De: Juan Verdugo García
Fecha: Noviembre 2004
Origen: Noticias Jurídicas

Por el Procurador se impugna la tasación de costas practicada, en cuanto a los honorarios del Letrado:

Auto del Juzgado de Primera Instancia nº 8 de Madrid de 22 de junio de 2004

 

Retomamos de nuevo este Observatorio de la LEC, haciéndonos eco del Auto del Juzgado de Primera Instancia núm. 8 de Madrid, que resolvió un incidente de impugnación de costas en el que la parte impugnante adujo los tres motivos de impugnación que figuran en la reproducción parcial de la resolución judicial que encabeza estas líneas.

Como es sobradamente conocido, la condena al pago de las costas causadas en un proceso civil es, en numerosas ocasiones, cuestionada por la parte vencida en el pleito; y ello sobre la base, no sólo de la abundante casuística que en esta materia existe, sino también por la razón de que las Audiencias Provinciales que han conocido de los diferentes motivos de impugnación han optado por concederles un muy distinto alcance.

Pues bien, y volviendo a los concretos motivos de impugnación anteriormente referidos debemos significar que:

1.- El primero de los motivos de impugnación (falta de justificación por el Letrado minutante del importe de la minuta) ha sido objeto de una interesante polémica con la entrada en vigor de la NLEC (al igual que ya ocurrió durante la vigencia de la LEC 1881).

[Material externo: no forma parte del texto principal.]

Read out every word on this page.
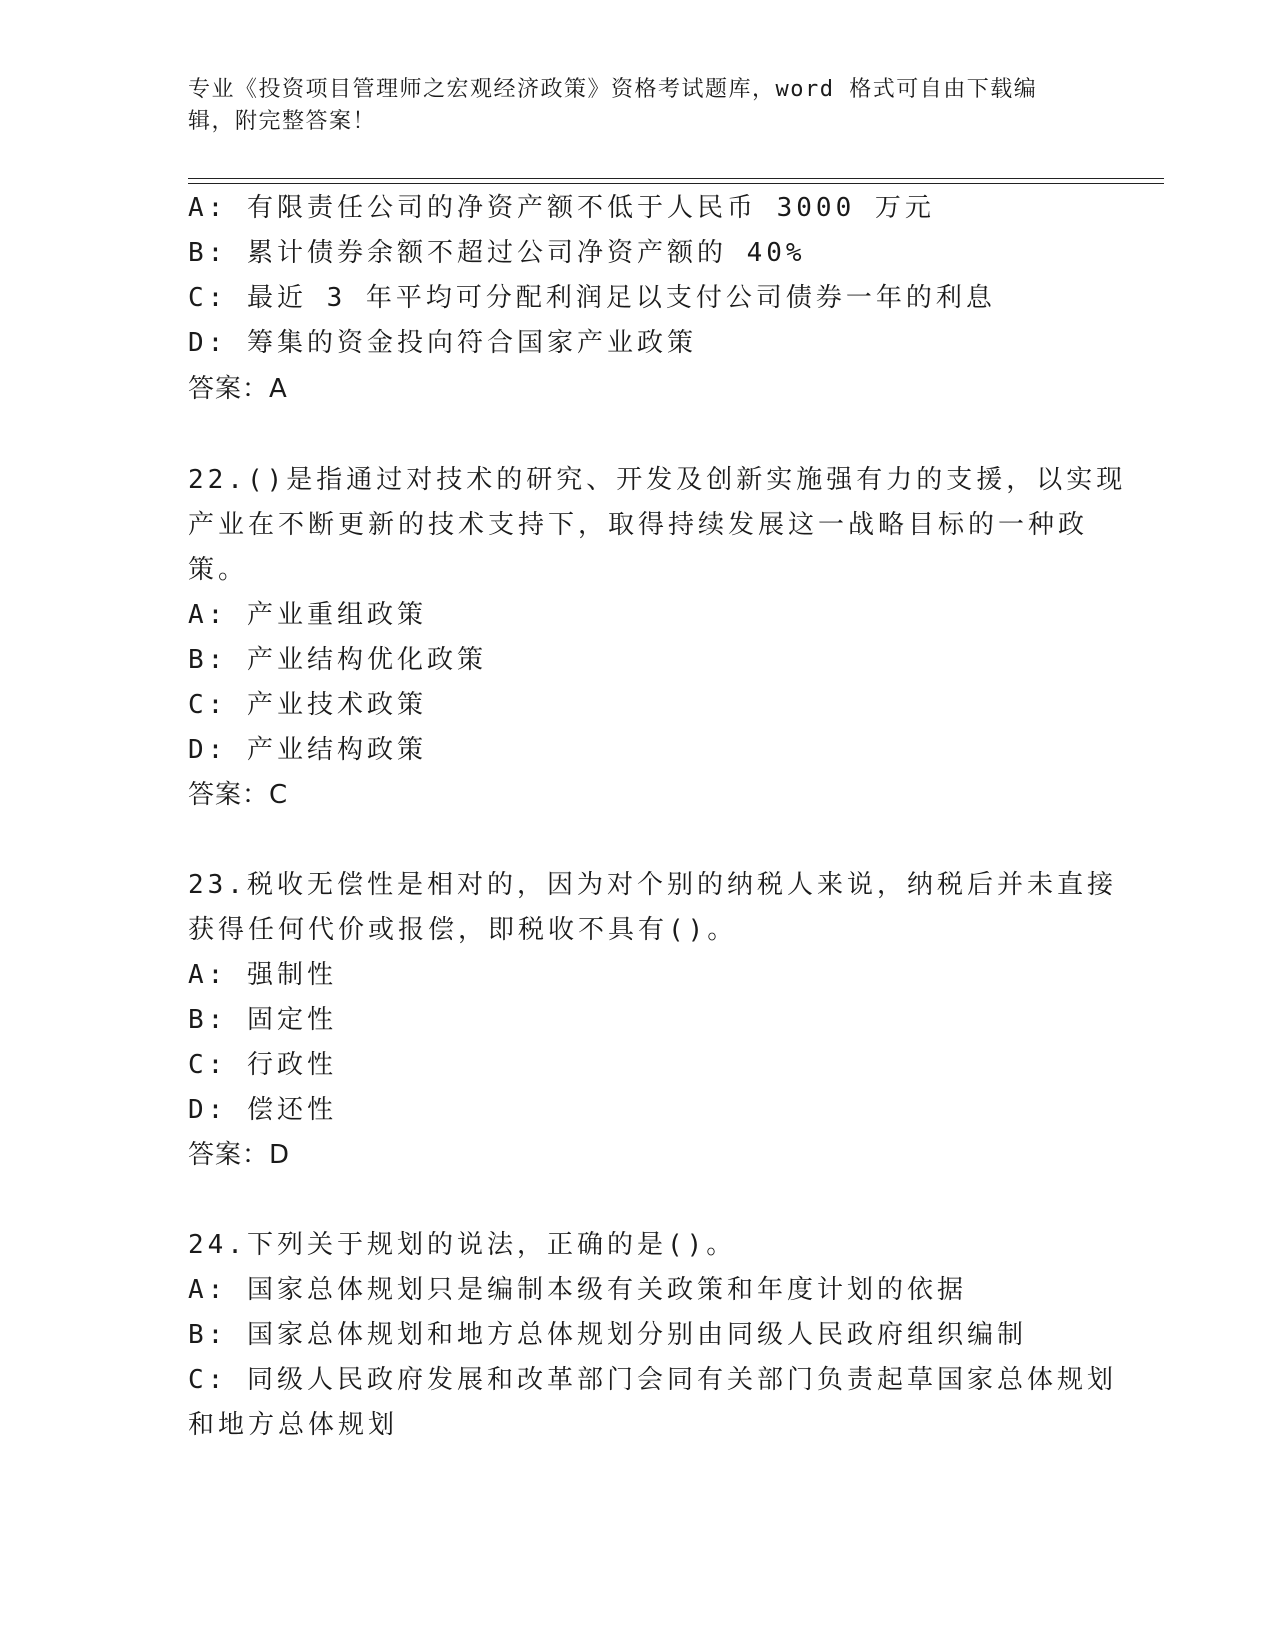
专业《投资项目管理师之宏观经济政策》资格考试题库，word 格式可自由下载编
辑，附完整答案！
A: 有限责任公司的净资产额不低于人民币 3000 万元
B: 累计债券余额不超过公司净资产额的 40%
C: 最近 3 年平均可分配利润足以支付公司债券一年的利息
D: 筹集的资金投向符合国家产业政策
答案：A
22.()是指通过对技术的研究、开发及创新实施强有力的支援，以实现
产业在不断更新的技术支持下，取得持续发展这一战略目标的一种政
策。
A: 产业重组政策
B: 产业结构优化政策
C: 产业技术政策
D: 产业结构政策
答案：C
23.税收无偿性是相对的，因为对个别的纳税人来说，纳税后并未直接
获得任何代价或报偿，即税收不具有()。
A: 强制性
B: 固定性
C: 行政性
D: 偿还性
答案：D
24.下列关于规划的说法，正确的是()。
A: 国家总体规划只是编制本级有关政策和年度计划的依据
B: 国家总体规划和地方总体规划分别由同级人民政府组织编制
C: 同级人民政府发展和改革部门会同有关部门负责起草国家总体规划
和地方总体规划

Como se recordará, con la LEC de 1881 dos eran las orientaciones jurisprudenciales: (i) la minoritaria, según la cual la acreditación del pago de honorarios a Abogado y Procurador resultaba necesaria para convertirse en perceptor de la cantidad objeto de condena en costas (vid., entre otras SAP de Valladolid de 5 de diciembre de 1995, que tomaba como criterio la STS de 4 de noviembre de 1991); y (ii) la mayoritaria, según la cual, y por el contrario, se estimaba suficiente una efectiva prestación de los servicios por los profesionales para poder exigir -y percibir- el pago de las costas derivadas del proceso, de modo que era innecesario acreditar que se hubieran abonado por la parte dichos importes a los respectivos profesionales (SSTS de 21 de noviembre y 6 de abril de 2000, y de 14 de octubre de 2002).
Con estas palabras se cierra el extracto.